If you’re looking to make a simple plot of election winners, you probably want to use plot_election() or plot_election_map(). If you can’t make the plot you want using those, this vignette is for you. We’ll use the tidyverse and the lubridate packages. I happen to think the colours work better with ggplot2::theme_bw(), so I’m going to set that as the default theme.

library(tidyverse)
library(lubridate)
library(electionca)
theme_set(theme_bw())

Raw data and bar charts

The election_results() function is designed to give you the data that you probably want to work with. Use the years and provinces arguments to filter for specific elections and provinces, or use dplyr functions to get the data in the right form.

Data in this form is suitable for aggregation, either by dplyr’s group_by() %>% summarise() or using some kind of aggregator stat_*() in ggplot2. In this case, we’re plotting the number of votes received by each party in province of Ontario in the 2015 and 2019 general elections (you could also do this using plot_votes()). Note the use of forcats::fct_lump() and forcats::fct_reorder() to plot the most popular parties (if you don’t use these, you’ll get a whole lot of parties that received few votes). I also use scale_fill_party() here, not because it’s necessary, but because it makes the plot much more user-friendly (when is the last time you saw an election result plot without party colours!).

This reflects the number of votes, but not the number of seats. To plot the number of seats, we need to filter() the election results data to only the winners of each riding (result == "Elected"), and stop scaling by votes, since each riding should take up the same amount of space regardless of how many votes the winner received (you could also do this using plot_seats(). To order the parties properly, we need to order by frequency rather than by the number of votes that each received, which I do here using forcats::fct_infreq() and forcats::fct_rev().

Another way to plot these data would be to put the year on the x-axis and stack all the bars on top of eachother to make it easier to compare the results from year to year. I’ll use the number of seats here, but one could also do this with the number of votes using the same stat_count() as above.

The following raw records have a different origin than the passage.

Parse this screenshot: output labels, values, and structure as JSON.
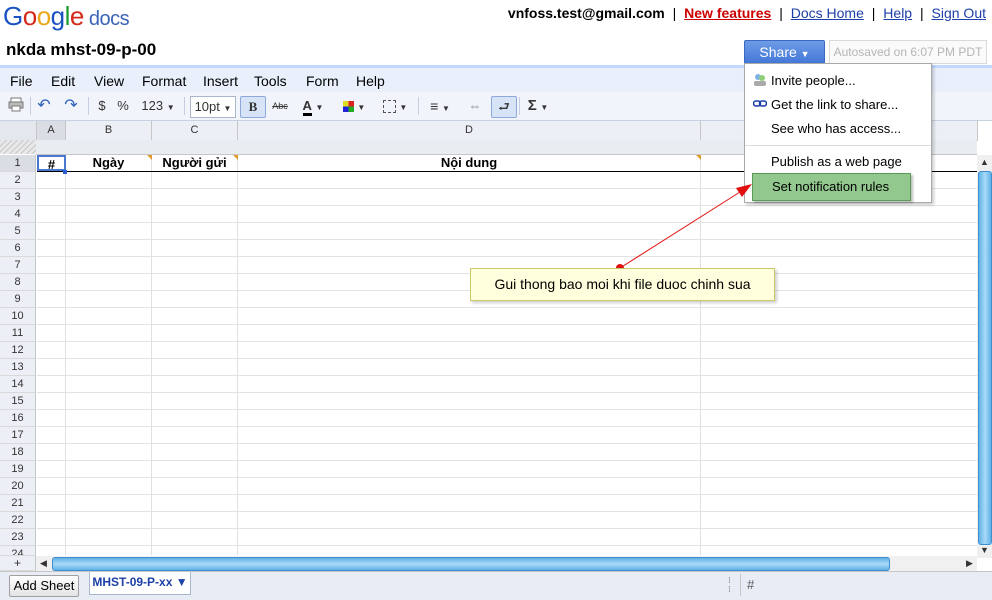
{
  "logo": {
    "text": "Google",
    "product": "docs"
  },
  "header": {
    "email": "vnfoss.test@gmail.com",
    "links": [
      "New features",
      "Docs Home",
      "Help",
      "Sign Out"
    ],
    "separator": "|"
  },
  "document": {
    "title": "nkda mhst-09-p-00",
    "share_label": "Share",
    "autosave": "Autosaved on 6:07 PM PDT"
  },
  "menubar": [
    "File",
    "Edit",
    "View",
    "Format",
    "Insert",
    "Tools",
    "Form",
    "Help"
  ],
  "toolbar": {
    "currency": "$",
    "percent": "%",
    "number_format": "123",
    "font_size": "10pt",
    "bold": "B",
    "strike": "Abc",
    "text_color": "A",
    "sum": "Σ"
  },
  "grid": {
    "columns": [
      "A",
      "B",
      "C",
      "D"
    ],
    "header_row": [
      "#",
      "Ngày",
      "Người gửi",
      "Nội dung"
    ],
    "row_numbers": [
      "1",
      "2",
      "3",
      "4",
      "5",
      "6",
      "7",
      "8",
      "9",
      "10",
      "11",
      "12",
      "13",
      "14",
      "15",
      "16",
      "17",
      "18",
      "19",
      "20",
      "21",
      "22",
      "23",
      "24"
    ],
    "corner": "+"
  },
  "share_menu": {
    "items": [
      {
        "label": "Invite people...",
        "icon": "people-icon"
      },
      {
        "label": "Get the link to share...",
        "icon": "link-icon"
      },
      {
        "label": "See who has access..."
      },
      {
        "label": "Publish as a web page"
      },
      {
        "label": "Set notification rules"
      }
    ]
  },
  "callout": {
    "text": "Gui thong bao moi khi file duoc chinh sua"
  },
  "bottom": {
    "add_sheet": "Add Sheet",
    "sheet_tab": "MHST-09-P-xx ▼",
    "formula_text": "#"
  },
  "colors": {
    "share": "#4479d8",
    "menu_highlight": "#92c88e",
    "callout_bg": "#ffffdd",
    "accent_link": "#1c3fa8",
    "new_features": "#cc0000"
  }
}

Another plot you might want to make is one comparing how various provinces voted. The code for this is similar to the election year plot above, but instead uses province on the x axis. Because or original data was only for Ontario, we need to fetch a new subset of the data using election_results(). I think this makes more sense using votes rather than seats, so I’m going to use that version of the plot. I also think it makes more sense to use position = "fill" here, because we really want to see the percentage of how the provinces voted, rather than the number of votes cast in each province (although both are useful plots!).

Incorporating geography

More often than not, you’ve probably seen an election map with the whole of Canada pictured, most of which are the three northern ridings of Nunavut, Northwest Territories, and Yukon Territory. This grossly overestimates the importance of these ridings, so as an alternative, the electionca package includes some information that can be used to plot ridings as a grid. The easiest way to do this is using plot_election():

plot_election(2015:2019)

If you’d like to tweak this plot, you’ll have to recreate it using election_data(), layout_province_grid, and some trickery with ggplot2::facet_grid(). The principle is that layout_province_grid contains a geom_x and geom_y column that are a quasi-geographical representation of each riding, grouped by province, and that ggplot2::geom_tile() can be used to display this. Because the x and y axes aren’t important here, we can use ggplot2::theme_void() to hide them.

Even though this representation is far superior to a map, this package wouldn’t be complete if it coouldn’t plot a map. The e3asiest way to do this is using the plot_election_map() function.

If you’d like a different version of this, the boundaries dataset within this package contains the polygons for each riding (in sf format). You can join this to the results dataset by c("election_date", "riding")).